How do the views of Americans on the prestige of various occupations compare with those held in other societies? In an effort to study stratification from a cross-cultural perspective, sociologist Donald Treiman (1977) examined the reputation that certain jobs had in 53 different nations. People were asked to rate occupations, and the results were tabulated along a scale ranging from 0 to 100, with higher scores being more prestigious. Treiman found a high degree of correlation or similarity in all contemporary societies, including both industrialized and nonindustrialized nations. Sociologists have become increasingly aware that studies of social class tend to ignore the occupations and incomes of women as determinants of social rank. In an exhaustive study of 589 occupations, sociologists Mary Powers and Joan Holmberg (1978) examined the impact of women's participation in the paid labor force on occupational status scores. Since women tend to dominate the relatively lower-paying occupations, such as bookkeepers and secretaries, their participation in the work force leads to a general upgrading of the status of most male-dominated occupations.

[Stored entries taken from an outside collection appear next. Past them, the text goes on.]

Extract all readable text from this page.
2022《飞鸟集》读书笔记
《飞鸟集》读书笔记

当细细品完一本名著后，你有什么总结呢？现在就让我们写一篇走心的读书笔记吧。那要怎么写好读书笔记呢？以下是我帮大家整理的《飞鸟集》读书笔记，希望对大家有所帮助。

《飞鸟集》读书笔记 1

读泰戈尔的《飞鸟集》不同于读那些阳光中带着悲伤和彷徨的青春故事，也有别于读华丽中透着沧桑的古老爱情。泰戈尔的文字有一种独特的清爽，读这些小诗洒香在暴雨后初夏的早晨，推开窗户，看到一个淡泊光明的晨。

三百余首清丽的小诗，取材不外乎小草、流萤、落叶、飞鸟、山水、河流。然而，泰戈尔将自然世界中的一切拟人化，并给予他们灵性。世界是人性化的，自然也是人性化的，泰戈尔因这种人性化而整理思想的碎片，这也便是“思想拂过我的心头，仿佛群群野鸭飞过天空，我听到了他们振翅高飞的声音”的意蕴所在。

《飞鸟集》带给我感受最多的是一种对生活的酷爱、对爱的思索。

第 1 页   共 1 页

The objective method of measuring social class has traditionally focused on the occupation and education of the husband in measuring the class position of two-income families. With more than half of all married women now working outside the home, this represents a serious omission. Furthermore, how is class or status to be judged in dual-career families—by the occupation regarded as having greater prestige, the average, or some other combination of the two occupations? Research in the area of women and social class is just beginning, since, until recently, few sociologists had raised such methodological questions (Bernard, 1981:230-256; J.Jacobs and Powell, 1984, 1985; Powell and Jacobs, 1984; Tyree and Hicks, 1987).
Advances in statistical methods and computer technology have also multiplied the factors used to define class under the objective method. No longer are sociologists limited to annual income and education in evaluating a person's social class position. Today, studies are published which use as criteria the value of homes, sources of income, assets, years in present occupations, neighborhoods, and considerations regarding dual careers. While the addition of these variables will not necessarily lead to a different picture of class differentiation in the United States, it does allow sociologists to measure class in a more complex and multidimensional way.